De novo sequencing allows generation of primary genetic sequence of an organism. With longer read lengths and faster data analysis, de novo sequencing is much cheaper and quicker compared to Sanger sequencing.
Small RNA can serve as important biomarkers for diagnostic purposes. Digital gene expression using next generation genomic technologies can help in discovery and analysis of RNA without the need for previous sequence information. These systems are highly accurate and suited for analyzing low RNA expression levels.
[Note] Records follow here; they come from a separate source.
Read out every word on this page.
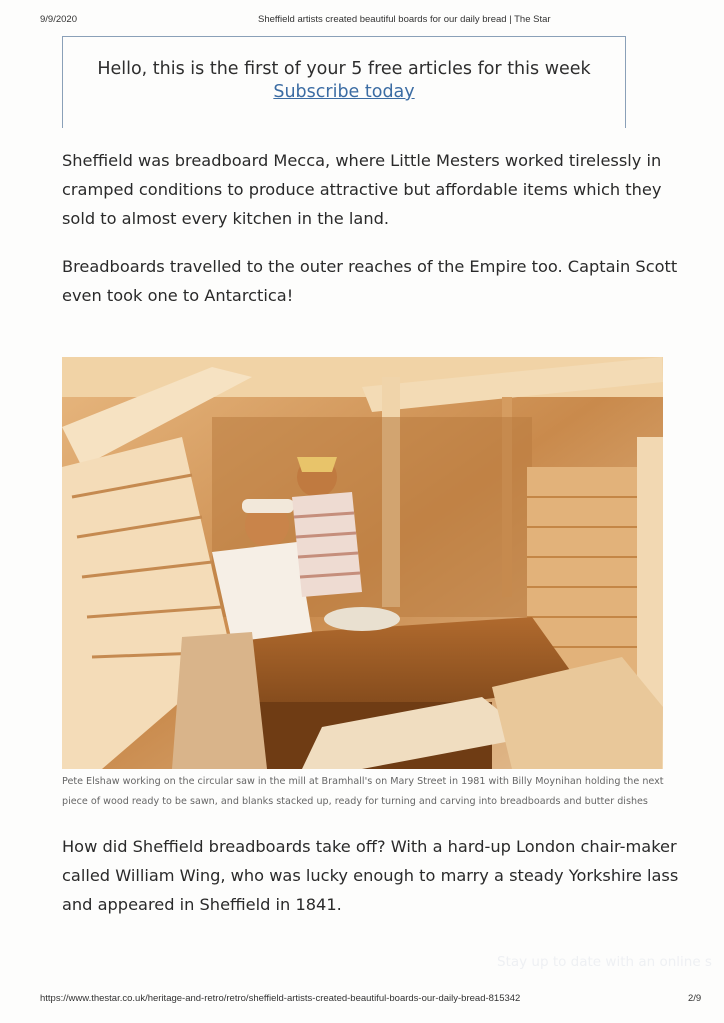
9/9/2020	Sheffield artists created beautiful boards for our daily bread | The Star
Hello, this is the first of your 5 free articles for this week
Subscribe today

Sheffield was breadboard Mecca, where Little Mesters worked tirelessly in cramped conditions to produce attractive but affordable items which they sold to almost every kitchen in the land.

Breadboards travelled to the outer reaches of the Empire too. Captain Scott even took one to Antarctica!

Pete Elshaw working on the circular saw in the mill at Bramhall's on Mary Street in 1981 with Billy Moynihan holding the next piece of wood ready to be sawn, and blanks stacked up, ready for turning and carving into breadboards and butter dishes

How did Sheffield breadboards take off? With a hard-up London chair-maker called William Wing, who was lucky enough to marry a steady Yorkshire lass and appeared in Sheffield in 1841.

Stay up to date with an online s
https://www.thestar.co.uk/heritage-and-retro/retro/sheffield-artists-created-beautiful-boards-our-daily-bread-815342	2/9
ChIP-Seq data sets analysis and annotation for identification of protein-DNA interactions of an entire genome.
Metagenomics annotations and classification requires high throughput or short read sequencing technologies in cases where DNA is purified from an environmental sample and sequenced. The sequences could be from several different species that need to be assembled.